Zemanek and his team got it to work using laser beams and a simple setup.

Two laser beams intersect and their photons kick back tiny spheres, moving the spheres up toward the light source.Pavel Zemanek/Institute of Scientific Instruments of the Academy of Sciences of the Czech Republic

They fired a laser through a lens, which then went to a mirror that bounced the beam back. The reflected beam interfered with the incoming beam. Meanwhile, the scientists suspended polystyrene spheres in water directly in the path of the laser beams. The beams held the spheres in place vertically, and any pulling or pushing force moved the spheres to the left or to the right.

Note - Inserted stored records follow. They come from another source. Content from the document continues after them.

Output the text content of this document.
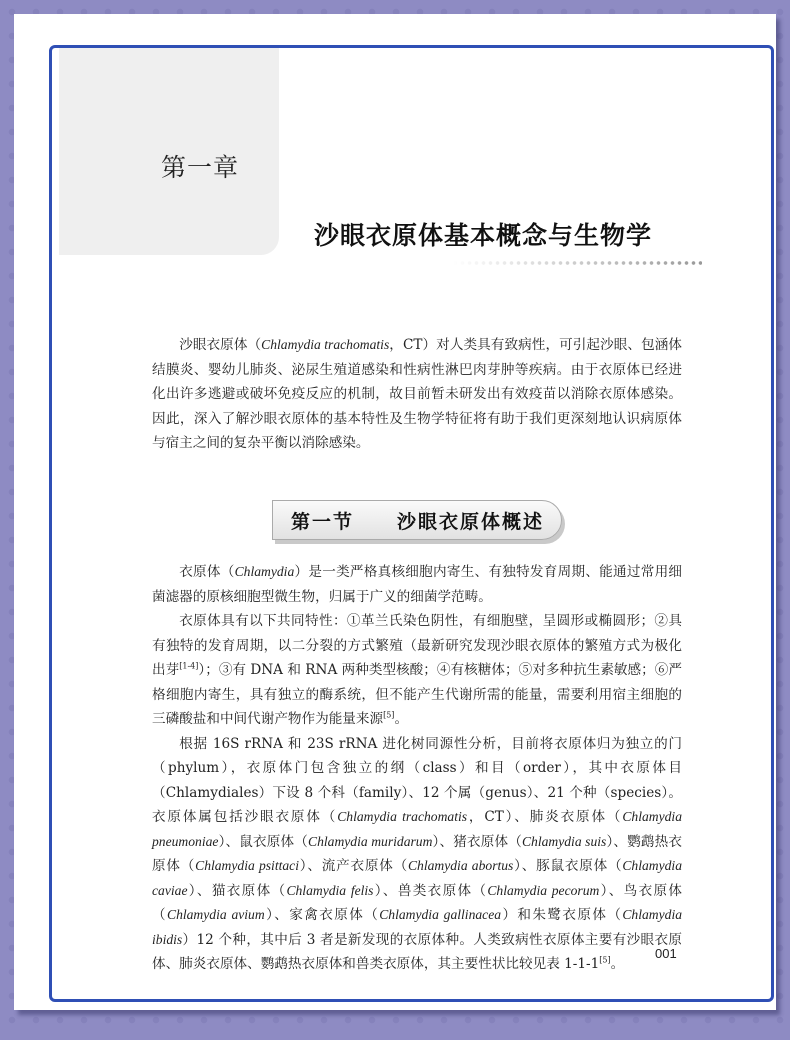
第一章
沙眼衣原体基本概念与生物学

沙眼衣原体（Chlamydia trachomatis，CT）对人类具有致病性，可引起沙眼、包涵体结膜炎、婴幼儿肺炎、泌尿生殖道感染和性病性淋巴肉芽肿等疾病。由于衣原体已经进化出许多逃避或破坏免疫反应的机制，故目前暂未研发出有效疫苗以消除衣原体感染。因此，深入了解沙眼衣原体的基本特性及生物学特征将有助于我们更深刻地认识病原体与宿主之间的复杂平衡以消除感染。

第一节 沙眼衣原体概述

衣原体（Chlamydia）是一类严格真核细胞内寄生、有独特发育周期、能通过常用细菌滤器的原核细胞型微生物，归属于广义的细菌学范畴。

衣原体具有以下共同特性：①革兰氏染色阴性，有细胞壁，呈圆形或椭圆形；②具有独特的发育周期，以二分裂的方式繁殖（最新研究发现沙眼衣原体的繁殖方式为极化出芽[1-4]）；③有 DNA 和 RNA 两种类型核酸；④有核糖体；⑤对多种抗生素敏感；⑥严格细胞内寄生，具有独立的酶系统，但不能产生代谢所需的能量，需要利用宿主细胞的三磷酸盐和中间代谢产物作为能量来源[5]。

根据 16S rRNA 和 23S rRNA 进化树同源性分析，目前将衣原体归为独立的门（phylum），衣原体门包含独立的纲（class）和目（order），其中衣原体目（Chlamydiales）下设 8 个科（family）、12 个属（genus）、21 个种（species）。衣原体属包括沙眼衣原体（Chlamydia trachomatis，CT）、肺炎衣原体（Chlamydia pneumoniae）、鼠衣原体（Chlamydia muridarum）、猪衣原体（Chlamydia suis）、鹦鹉热衣原体（Chlamydia psittaci）、流产衣原体（Chlamydia abortus）、豚鼠衣原体（Chlamydia caviae）、猫衣原体（Chlamydia felis）、兽类衣原体（Chlamydia pecorum）、鸟衣原体（Chlamydia avium）、家禽衣原体（Chlamydia gallinacea）和朱鹭衣原体（Chlamydia ibidis）12 个种，其中后 3 者是新发现的衣原体种。人类致病性衣原体主要有沙眼衣原体、肺炎衣原体、鹦鹉热衣原体和兽类衣原体，其主要性状比较见表 1-1-1[5]。

001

The effect worked because the particles were small enough to scatter photons of light. The photons got pushed ahead of the particles and since the photons had momentum, the particles got a slight kick backwards.

Grier, who has himself experimented with tractor beams ( , noted that this is the first time anyone has shown that the pulling force was due to the scattering and that you could use it to manipulate objects this way. "It's just a beautifully clear demonstration," he said.

ANALYSIS: Science Fiction Dreams That Came True

By changing the polarization of the light beam, the scientists could move objects in any direction. Zemanek's team found something else, though: the particles sorted themselves by size, with larger ones going to the left and smaller ones going to the right.

The sorting happens because how the light scattered by the particle depends on its size. At a given wavelength small particles will scatter light more than large ones. The light scatters in several directions, and at certain specific particle sizes, Zemanek said the tiny spheres acted like lenses, with some of the light making a kind of focus on one side.

The areas of focused light created a zone where the light's potential energy was at a minimum. This was a "well" where nearby particles would tend to fall. "It's like the cups for eggs in a carton." Zemanek said. A sphere would fall into the well, and as one was pulled along, it drags another behind it. Meanwhile other spheres fell in line, provided they were the same size.

Zemanek noted that if one were assembling a tiny robot, this would be a good way to move the parts around to where they are needed. Since the movement is done with light, it doesn't mater if the particles are metallic or not, or if they are susceptible to electric fields.

Grier said that the future work should focus on extending the range of the tractor beams to more than the micrometer scales. He noted that right now it seems that the object to be moved has to be smaller than the diameter of the beam. "Whether or not that's right, or how stringent a limit it sets, remains to be seen," he said.

The work was published in the Jan. 20 issue of Nature Photonics.